After leaving university, Ms Asghar worked in a bank for four years, before embarking on a ten-year career as a radio and TV presenter, which included a spell working as a presenter with shopping channel QVC.
During her banking days, Ms Asghar stood as the Plaid Cymru candidate for the 2007 National Assembly for Wales election in Blaenau Gwent and for the Wales seat in the 2009 European Union elections.
For the past four years, Ms Asghar has been commuting between London and Wales to help care for her mother, who suffers from numerous health issues.
Since the pandemic, she has worked for a PR firm producing UK Government coronavirus safety campaigns on issues such as social distancing and contact tracing, as well as campaigns aimed at ethnic minorities in a variety of different languages.

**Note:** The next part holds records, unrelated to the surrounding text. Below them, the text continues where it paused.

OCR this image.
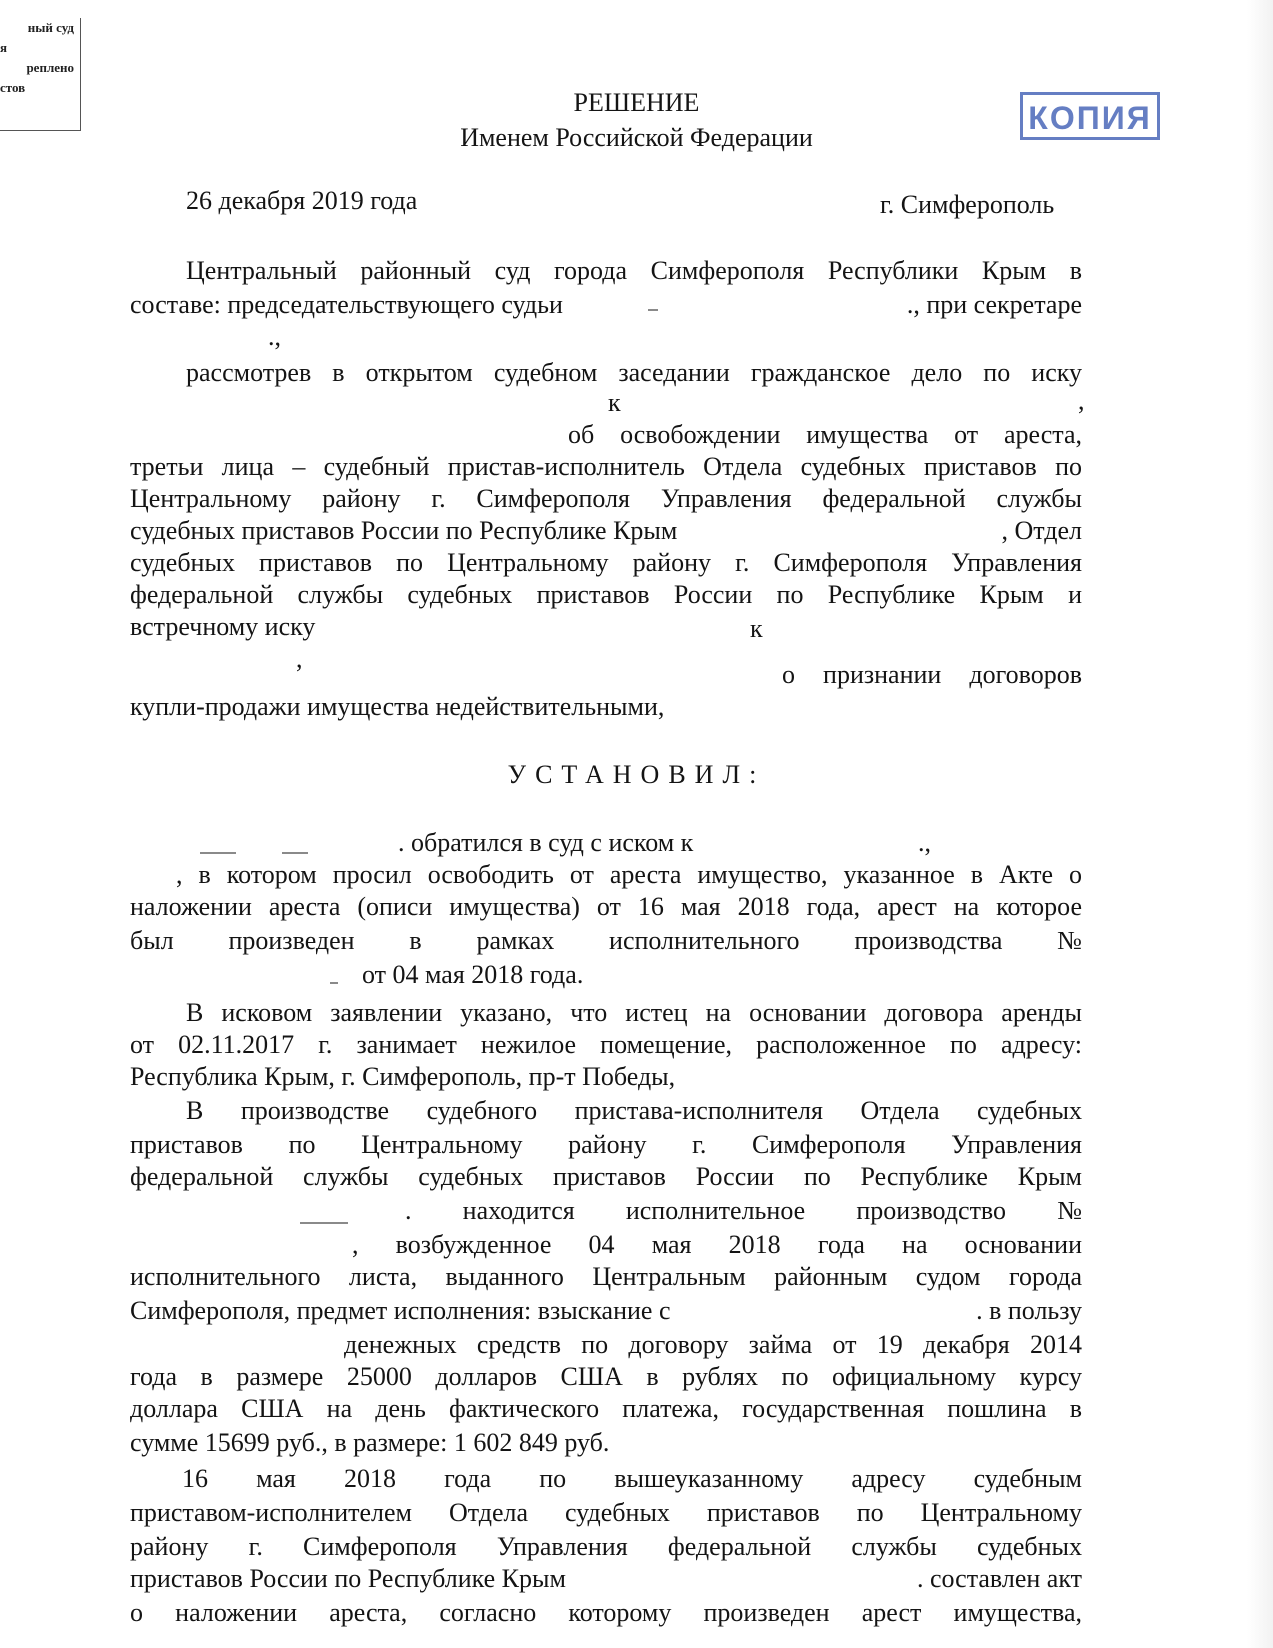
ный суд
я
реплено
стов
КОПИЯ
РЕШЕНИЕ
Именем Российской Федерации
26 декабря 2019 года	г. Симферополь
Центральный районный суд города Симферополя Республики Крым в
составе: председательствующего судьи	., при секретаре
.,
рассмотрев в открытом судебном заседании гражданское дело по иску
к	,
об освобождении имущества от ареста,
третьи лица – судебный пристав-исполнитель Отдела судебных приставов по
Центральному району г. Симферополя Управления федеральной службы
судебных приставов России по Республике Крым	, Отдел
судебных приставов по Центральному району г. Симферополя Управления
федеральной службы судебных приставов России по Республике Крым и
встречному иску	к
,
о признании договоров
купли-продажи имущества недействительными,
УСТАНОВИЛ:
. обратился в суд с иском к	.,
, в котором просил освободить от ареста имущество, указанное в Акте о
наложении ареста (описи имущества) от 16 мая 2018 года, арест на которое
был произведен в рамках исполнительного производства №
от 04 мая 2018 года.
В исковом заявлении указано, что истец на основании договора аренды
от 02.11.2017 г. занимает нежилое помещение, расположенное по адресу:
Республика Крым, г. Симферополь, пр-т Победы,
В производстве судебного пристава-исполнителя Отдела судебных
приставов по Центральному району г. Симферополя Управления
федеральной службы судебных приставов России по Республике Крым
. находится исполнительное производство №
, возбужденное 04 мая 2018 года на основании
исполнительного листа, выданного Центральным районным судом города
Симферополя, предмет исполнения: взыскание с	. в пользу
денежных средств по договору займа от 19 декабря 2014
года в размере 25000 долларов США в рублях по официальному курсу
доллара США на день фактического платежа, государственная пошлина в
сумме 15699 руб., в размере: 1 602 849 руб.
16 мая 2018 года по вышеуказанному адресу судебным
приставом-исполнителем Отдела судебных приставов по Центральному
району г. Симферополя Управления федеральной службы судебных
приставов России по Республике Крым	. составлен акт
о наложении ареста, согласно которому произведен арест имущества,
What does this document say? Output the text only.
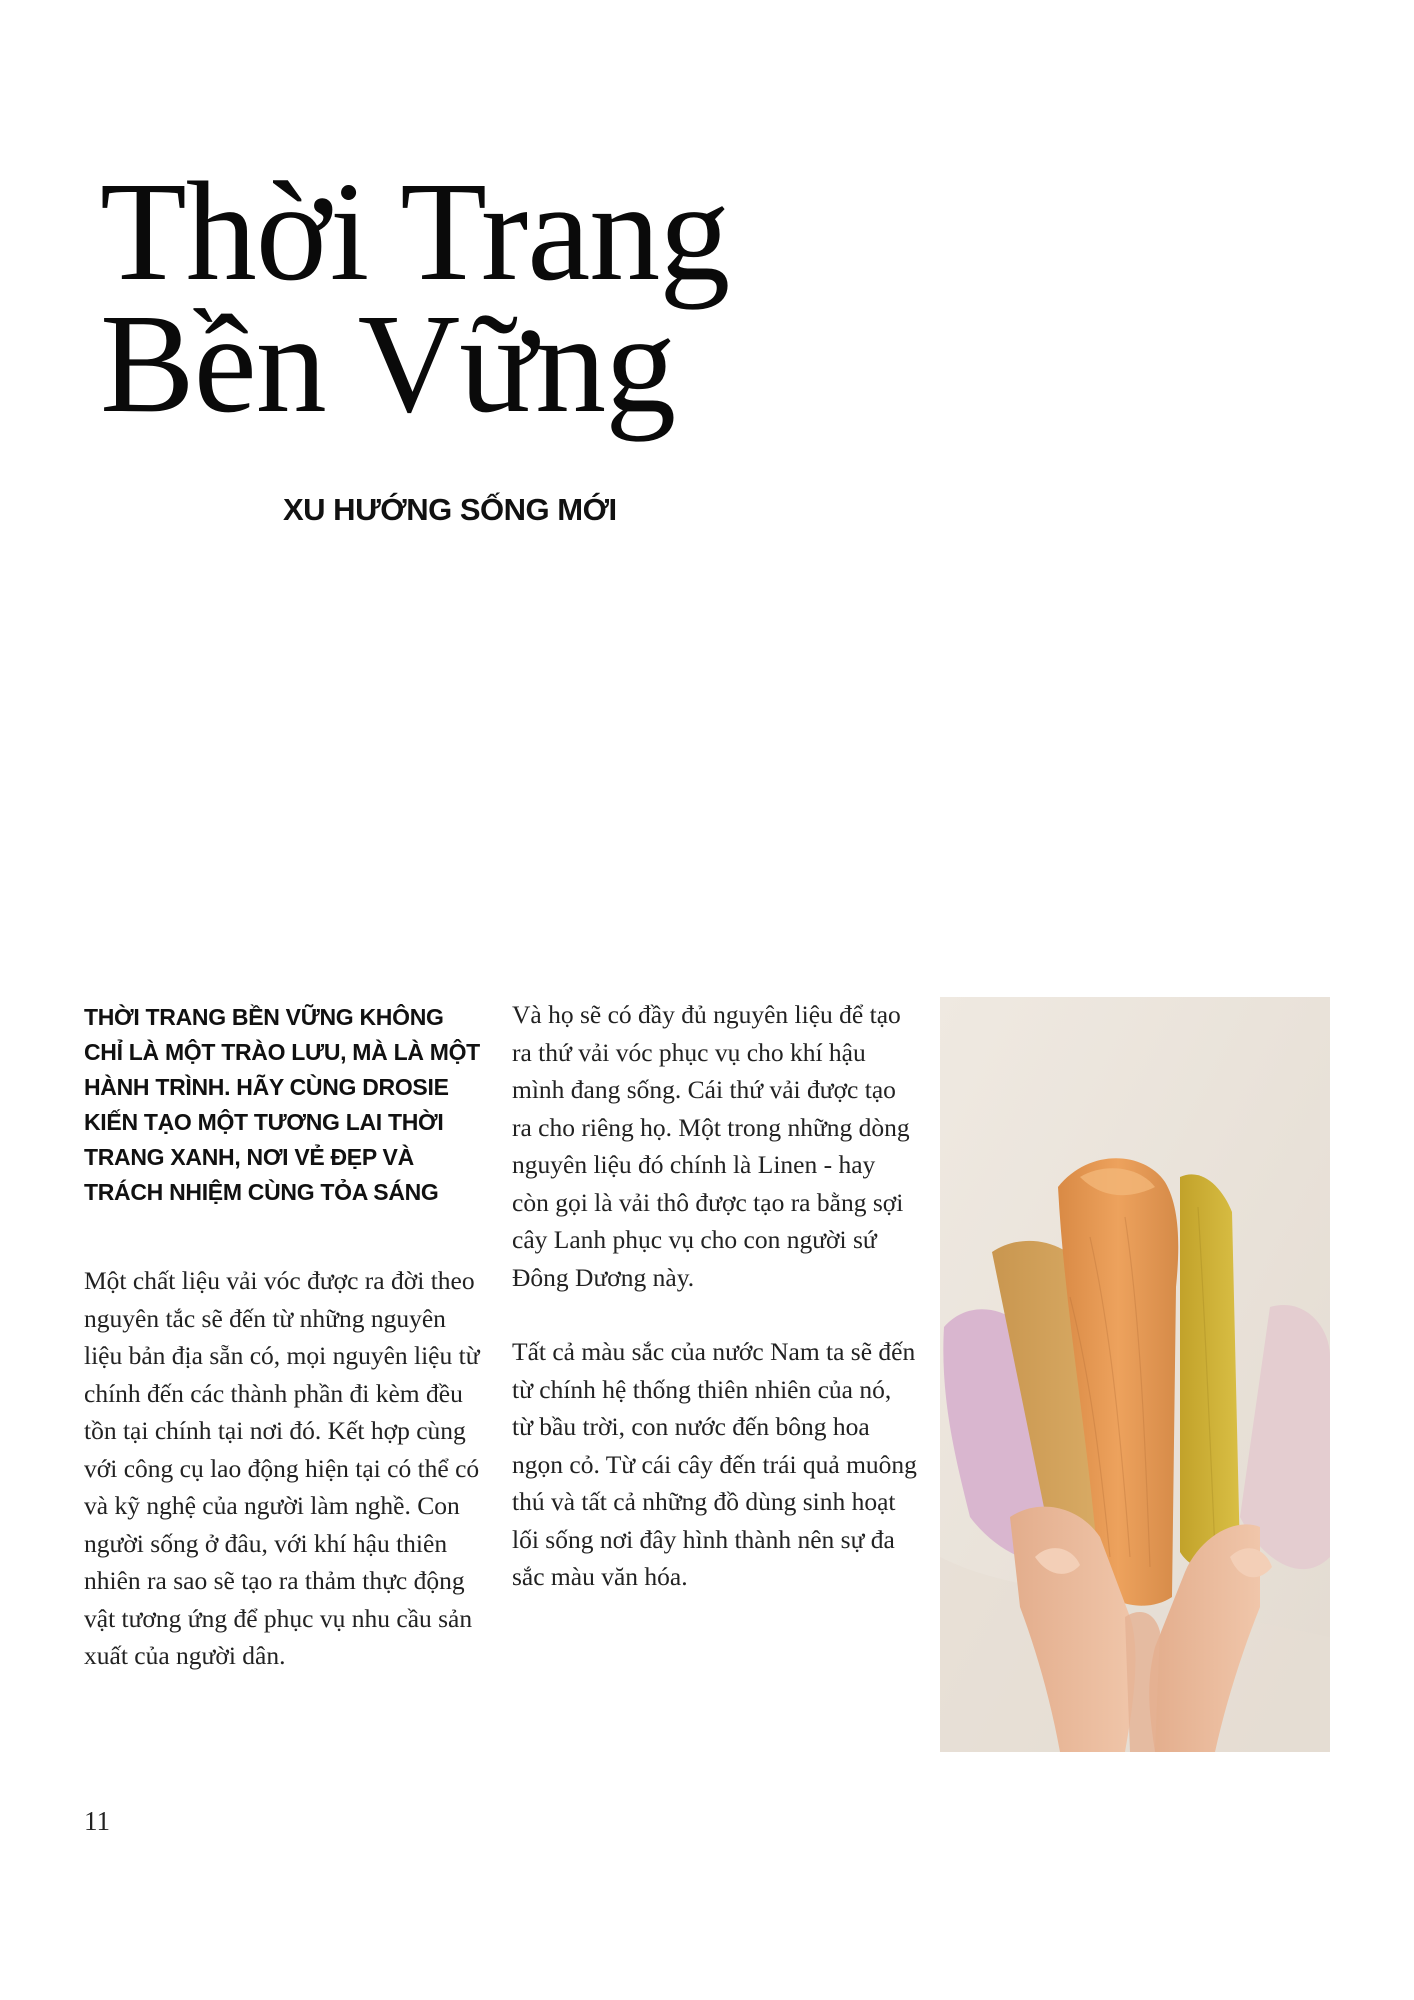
Thời Trang
Bền Vững
XU HƯỚNG SỐNG MỚI

THỜI TRANG BỀN VỮNG KHÔNG CHỈ LÀ MỘT TRÀO LƯU, MÀ LÀ MỘT HÀNH TRÌNH. HÃY CÙNG DROSIE KIẾN TẠO MỘT TƯƠNG LAI THỜI TRANG XANH, NƠI VẺ ĐẸP VÀ TRÁCH NHIỆM CÙNG TỎA SÁNG

Một chất liệu vải vóc được ra đời theo nguyên tắc sẽ đến từ những nguyên liệu bản địa sẵn có, mọi nguyên liệu từ chính đến các thành phần đi kèm đều tồn tại chính tại nơi đó. Kết hợp cùng với công cụ lao động hiện tại có thể có và kỹ nghệ của người làm nghề. Con người sống ở đâu, với khí hậu thiên nhiên ra sao sẽ tạo ra thảm thực động vật tương ứng để phục vụ nhu cầu sản xuất của người dân.

Và họ sẽ có đầy đủ nguyên liệu để tạo ra thứ vải vóc phục vụ cho khí hậu mình đang sống. Cái thứ vải được tạo ra cho riêng họ. Một trong những dòng nguyên liệu đó chính là Linen - hay còn gọi là vải thô được tạo ra bằng sợi cây Lanh phục vụ cho con người sứ Đông Dương này.

Tất cả màu sắc của nước Nam ta sẽ đến từ chính hệ thống thiên nhiên của nó, từ bầu trời, con nước đến bông hoa ngọn cỏ. Từ cái cây đến trái quả muông thú và tất cả những đồ dùng sinh hoạt lối sống nơi đây hình thành nên sự đa sắc màu văn hóa.

11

The pandemic has been a difficult time for everyone, including Ms Asghar, who lost her father last summer.
Although his death wasn’t coronavirus-related, the pandemic affected the way Ms Asghar could grieve.
She said: “It was horrific. I lost someone who meant the world to me during Covid.
“For the struggles of people who lost loved ones during Covid or from Covid, I completely understand and sympathise because you’re not able to mourn properly, you can’t hug people who want to offer their condolences, funerals were perhaps not done as we were used to prior to the Covid days.”
She also talked about her concerns for the future of the NHS and the “burden” it’s going to face, particularly with the number of operations postponed due to the pandemic.
Ms Asghar said: “Once things start reopening, those people are going to need their operations more so than ever because they’ve spent a year at home in pain or suffering or just waiting for that appointment.”
She raised concerns over the doctors and nurses becoming “even more overburdened than they were during Covid”.
“I’d like to work with the health boards quite closely to ensure that their wellbeing is taken care of to the best of everyone’s ability because without them we are nothing,” she said.
Regeneration is another issue Ms Asghar says she wants to address.
She said: “When I was growing up, I used to love going to the town centre. Newport town centre was a thriving place and we had so many great shops to go to.
“People would come from Cwmbran, Torfaen, Islwyn – all across the region – to shop in Newport because we had opportunities there.
“It was really lovely and a safe place to be but now when I go to the high street, honestly, it breaks my heart.”
She blamed the pandemic for “wreaking havoc” and said: “A lot of the things that I had the privilege of growing up with in Newport, other people won’t have that”.
“I really want to see South East Wales thrive. I really want to see the economy here booming through and through.
“Not just from shops but from tourism, from transport, from every aspect and that’s what I want to do.”